Like many others who grew up in New Jersey in the 1960s, I listened to Shepherd spin his fictional yarns about his childhood every night on radio station WOR. I'll always regret having been too timid to jump in and ask him for a chat when I stumbled on a conversation he was having on the 40m band. I'm not certain, but I think it was that conversation in which I heard Shepherd poke fun at some gubernatorial candidate who promised to get the mafia out of New Jersey.
"Get the mafia out of New Jersey? The mafia is New Jersey!" Shepherd quipped.
That quote haunted me all week like an apparition floating between me and my computer monitor, as if to prevent me from finishing this column until I used it. And I finally figured out why.

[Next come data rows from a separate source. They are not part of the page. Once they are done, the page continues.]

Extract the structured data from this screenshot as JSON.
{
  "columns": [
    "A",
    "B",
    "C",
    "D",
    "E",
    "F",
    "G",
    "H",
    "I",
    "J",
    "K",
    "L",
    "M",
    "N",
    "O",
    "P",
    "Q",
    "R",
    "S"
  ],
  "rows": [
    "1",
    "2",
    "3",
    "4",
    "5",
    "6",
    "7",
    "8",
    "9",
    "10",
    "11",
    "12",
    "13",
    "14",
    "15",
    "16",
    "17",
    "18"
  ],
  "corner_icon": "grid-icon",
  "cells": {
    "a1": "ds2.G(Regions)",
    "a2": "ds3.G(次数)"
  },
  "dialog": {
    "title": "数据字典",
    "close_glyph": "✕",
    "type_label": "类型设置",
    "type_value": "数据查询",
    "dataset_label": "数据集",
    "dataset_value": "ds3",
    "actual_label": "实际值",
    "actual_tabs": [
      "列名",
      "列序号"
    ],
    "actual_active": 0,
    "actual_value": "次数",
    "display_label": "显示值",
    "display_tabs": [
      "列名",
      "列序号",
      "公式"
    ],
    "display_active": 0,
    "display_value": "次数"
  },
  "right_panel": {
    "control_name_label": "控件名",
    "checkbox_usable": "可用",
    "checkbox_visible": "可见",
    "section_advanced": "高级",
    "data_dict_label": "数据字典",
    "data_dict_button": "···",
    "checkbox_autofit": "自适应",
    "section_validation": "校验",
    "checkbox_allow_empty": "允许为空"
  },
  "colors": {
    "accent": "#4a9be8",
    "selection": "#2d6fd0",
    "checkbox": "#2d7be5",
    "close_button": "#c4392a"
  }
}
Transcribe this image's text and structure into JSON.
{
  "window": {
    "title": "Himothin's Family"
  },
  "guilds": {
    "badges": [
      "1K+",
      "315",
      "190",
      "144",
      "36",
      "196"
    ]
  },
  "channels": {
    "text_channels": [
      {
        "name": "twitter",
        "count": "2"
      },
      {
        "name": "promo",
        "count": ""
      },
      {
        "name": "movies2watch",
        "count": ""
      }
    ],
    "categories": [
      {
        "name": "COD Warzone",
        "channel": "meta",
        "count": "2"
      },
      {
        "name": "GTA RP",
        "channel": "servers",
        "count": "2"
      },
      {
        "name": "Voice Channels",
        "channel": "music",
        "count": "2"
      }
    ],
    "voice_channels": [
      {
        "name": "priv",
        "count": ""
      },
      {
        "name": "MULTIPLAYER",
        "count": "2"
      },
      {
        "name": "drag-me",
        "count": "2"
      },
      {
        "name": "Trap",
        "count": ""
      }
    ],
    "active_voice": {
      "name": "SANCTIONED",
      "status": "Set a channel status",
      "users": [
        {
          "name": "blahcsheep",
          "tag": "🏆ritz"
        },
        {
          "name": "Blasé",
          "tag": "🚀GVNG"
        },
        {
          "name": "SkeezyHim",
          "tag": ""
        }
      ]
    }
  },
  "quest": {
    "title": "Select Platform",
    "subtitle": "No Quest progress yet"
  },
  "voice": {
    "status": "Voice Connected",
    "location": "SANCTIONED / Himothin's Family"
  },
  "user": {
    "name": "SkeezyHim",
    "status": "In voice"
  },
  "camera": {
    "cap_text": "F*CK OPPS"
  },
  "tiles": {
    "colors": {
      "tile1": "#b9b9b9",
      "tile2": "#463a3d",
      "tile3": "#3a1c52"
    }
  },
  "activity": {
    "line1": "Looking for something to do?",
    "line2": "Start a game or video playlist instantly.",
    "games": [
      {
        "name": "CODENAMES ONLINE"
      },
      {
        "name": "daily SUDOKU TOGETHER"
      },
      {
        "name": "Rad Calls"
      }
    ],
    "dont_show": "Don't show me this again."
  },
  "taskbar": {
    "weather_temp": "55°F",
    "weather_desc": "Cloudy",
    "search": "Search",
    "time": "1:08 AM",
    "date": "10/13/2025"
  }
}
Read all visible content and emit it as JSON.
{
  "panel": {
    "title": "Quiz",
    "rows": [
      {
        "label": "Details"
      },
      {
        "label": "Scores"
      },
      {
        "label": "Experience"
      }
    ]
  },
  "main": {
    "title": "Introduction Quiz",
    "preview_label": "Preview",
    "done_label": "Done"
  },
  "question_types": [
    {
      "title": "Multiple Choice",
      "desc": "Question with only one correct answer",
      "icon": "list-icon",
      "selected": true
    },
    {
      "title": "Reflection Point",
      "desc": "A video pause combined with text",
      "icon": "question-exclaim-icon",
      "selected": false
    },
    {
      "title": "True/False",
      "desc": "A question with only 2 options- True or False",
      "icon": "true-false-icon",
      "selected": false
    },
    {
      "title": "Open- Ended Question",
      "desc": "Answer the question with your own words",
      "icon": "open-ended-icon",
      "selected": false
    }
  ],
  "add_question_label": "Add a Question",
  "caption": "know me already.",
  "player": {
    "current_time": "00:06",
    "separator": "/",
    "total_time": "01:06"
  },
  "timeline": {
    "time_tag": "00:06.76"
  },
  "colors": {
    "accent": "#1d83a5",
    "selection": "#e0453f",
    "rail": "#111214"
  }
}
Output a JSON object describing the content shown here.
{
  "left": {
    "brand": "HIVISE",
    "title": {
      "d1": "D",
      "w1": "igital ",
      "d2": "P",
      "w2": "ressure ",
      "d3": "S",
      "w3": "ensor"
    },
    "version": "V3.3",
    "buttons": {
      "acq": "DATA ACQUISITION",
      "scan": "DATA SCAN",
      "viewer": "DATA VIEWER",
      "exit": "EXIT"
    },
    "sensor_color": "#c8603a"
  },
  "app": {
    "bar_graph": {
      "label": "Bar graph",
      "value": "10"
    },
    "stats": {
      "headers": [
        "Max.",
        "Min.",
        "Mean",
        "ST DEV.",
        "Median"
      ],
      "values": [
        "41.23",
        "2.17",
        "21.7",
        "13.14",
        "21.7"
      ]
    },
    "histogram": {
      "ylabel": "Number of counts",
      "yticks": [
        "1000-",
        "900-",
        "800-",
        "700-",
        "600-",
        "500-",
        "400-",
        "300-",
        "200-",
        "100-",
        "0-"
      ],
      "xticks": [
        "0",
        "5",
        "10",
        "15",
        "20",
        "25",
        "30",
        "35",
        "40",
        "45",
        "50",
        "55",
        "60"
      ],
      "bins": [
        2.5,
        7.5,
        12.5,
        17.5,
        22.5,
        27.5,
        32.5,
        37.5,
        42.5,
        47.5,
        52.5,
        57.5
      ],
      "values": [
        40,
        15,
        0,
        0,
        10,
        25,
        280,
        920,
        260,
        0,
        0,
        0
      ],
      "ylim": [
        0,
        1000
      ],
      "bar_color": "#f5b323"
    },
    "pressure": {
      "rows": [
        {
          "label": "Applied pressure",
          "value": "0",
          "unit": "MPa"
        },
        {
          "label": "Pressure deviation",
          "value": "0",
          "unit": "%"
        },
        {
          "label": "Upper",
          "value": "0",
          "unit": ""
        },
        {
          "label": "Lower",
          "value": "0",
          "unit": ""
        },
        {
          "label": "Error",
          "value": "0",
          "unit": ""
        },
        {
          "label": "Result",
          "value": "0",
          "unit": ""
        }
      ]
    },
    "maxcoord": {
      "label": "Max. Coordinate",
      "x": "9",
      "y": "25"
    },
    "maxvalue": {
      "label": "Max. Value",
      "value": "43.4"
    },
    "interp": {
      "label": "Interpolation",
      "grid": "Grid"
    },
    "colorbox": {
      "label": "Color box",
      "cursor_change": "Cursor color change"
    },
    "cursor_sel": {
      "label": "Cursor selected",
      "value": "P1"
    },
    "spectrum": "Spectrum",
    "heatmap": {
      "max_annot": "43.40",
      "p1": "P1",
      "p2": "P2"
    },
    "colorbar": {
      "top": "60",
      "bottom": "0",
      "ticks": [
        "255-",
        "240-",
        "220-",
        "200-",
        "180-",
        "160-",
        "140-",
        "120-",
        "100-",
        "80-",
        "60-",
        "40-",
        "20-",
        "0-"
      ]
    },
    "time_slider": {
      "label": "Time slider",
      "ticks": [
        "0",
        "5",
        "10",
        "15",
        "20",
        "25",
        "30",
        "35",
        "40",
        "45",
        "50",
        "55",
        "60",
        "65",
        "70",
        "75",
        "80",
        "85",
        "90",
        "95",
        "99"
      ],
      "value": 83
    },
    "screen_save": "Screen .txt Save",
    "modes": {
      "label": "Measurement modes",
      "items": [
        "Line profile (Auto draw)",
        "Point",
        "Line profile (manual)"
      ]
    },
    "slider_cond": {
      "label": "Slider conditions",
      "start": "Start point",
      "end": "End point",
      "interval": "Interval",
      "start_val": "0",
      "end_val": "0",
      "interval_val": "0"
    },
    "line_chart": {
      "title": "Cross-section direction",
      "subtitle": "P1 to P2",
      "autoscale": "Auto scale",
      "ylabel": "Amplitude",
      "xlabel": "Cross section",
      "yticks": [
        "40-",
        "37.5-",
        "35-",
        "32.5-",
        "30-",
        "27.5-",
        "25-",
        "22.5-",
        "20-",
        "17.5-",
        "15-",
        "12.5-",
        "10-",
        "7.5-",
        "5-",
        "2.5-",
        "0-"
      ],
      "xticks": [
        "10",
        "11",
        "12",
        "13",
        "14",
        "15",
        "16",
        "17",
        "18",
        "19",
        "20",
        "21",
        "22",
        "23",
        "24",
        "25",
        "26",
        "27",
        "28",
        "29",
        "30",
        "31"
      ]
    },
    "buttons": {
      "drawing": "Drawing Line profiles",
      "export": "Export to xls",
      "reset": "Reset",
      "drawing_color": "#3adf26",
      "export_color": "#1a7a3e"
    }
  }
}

With this new version of Windows, Microsoft has proposed a viable-sounding solution to DLL hell. Contrary to popular belief, DLL hell isn't the fact that you can break one Windows application by installing another. That's DLL limbo. You don't cross over into hell until you try to get both applications working at the same time.
Microsoft's get-out-of-hell-free card is called side-by-side assemblies. The proposed solution isn't so much a technology as it is a set of guidelines on how developers should use the Windows registry, header files and an XML-formatted manifest in order to run two or more versions of a dynamic link library at the same time without them tripping over one another. In some cases, developers must create even more registry entries than usual, and in other cases, developers must move settings they used to store in the registry to XML files. Microsoft fudged the registry in dangerous ways when it added multiuser features to Windows XP. In this case, Microsoft has just abandoned the registry in places where it wouldn't work.
If you want to see how needlessly complex these DLL guidelines are, contrast them with how Unix developers avoid ".so" hell (DLLs are called shared objects in Unix): They change the name of the library file. That's it. If an application needs version 5.2 of the "ncurses" library, it loads a file called libncurses.so.5.2. The applications that use version 4.2 won't break, because they can still load the file libncurses.so.4.2. No installation programs will overwrite the old file with the new one, because the file names are different.
There are other easy ways to avoid DLL hell. You can statically link applications to libraries or install libraries in the application's directory, and developers can always use and respect the internal version numbers in DLLs.
So if the solution is so trivial, why is Microsoft dragging the registry and XML files into the picture? It unwittingly answered that question in some leaked documents from 1998. Those documents address the threat of Linux and are known as the "Halloween files" because they were leaked on Halloween.
The documents reveal that Microsoft deliberately adds arbitrary layers of complexity to make it difficult to deliver Windows features on non-Windows platforms. That's what side-by-side assemblies is all about. Microsoft depends on obscurity and complexity to survive.
What customers should be asking is, if the solution really is so trivial, why have their helpdesks been struggling with DLL hell for years?
That's what Microsoft doesn't want you to ask. Because, with very few exceptions, you can trace almost every DLL conflict down to the core set of Windows system libraries, such as COMCTL32.DLL or MSVCRT.DLL. Almost all Windows applications use them. But Microsoft has exclusive control over these files. Independent software vendors that license the libraries sometimes make the mistake of overwriting files at installation time, but Microsoft routinely overwrites them when you install its applications. We've come to expect that practice as a given.
In short, the answer is that DLL hell exists only because Microsoft originated and perpetuated it. So it's ludicrous for Microsoft to boast that it has devised a way for developers to get the DLL hell out of Windows. DLL hell is Windows.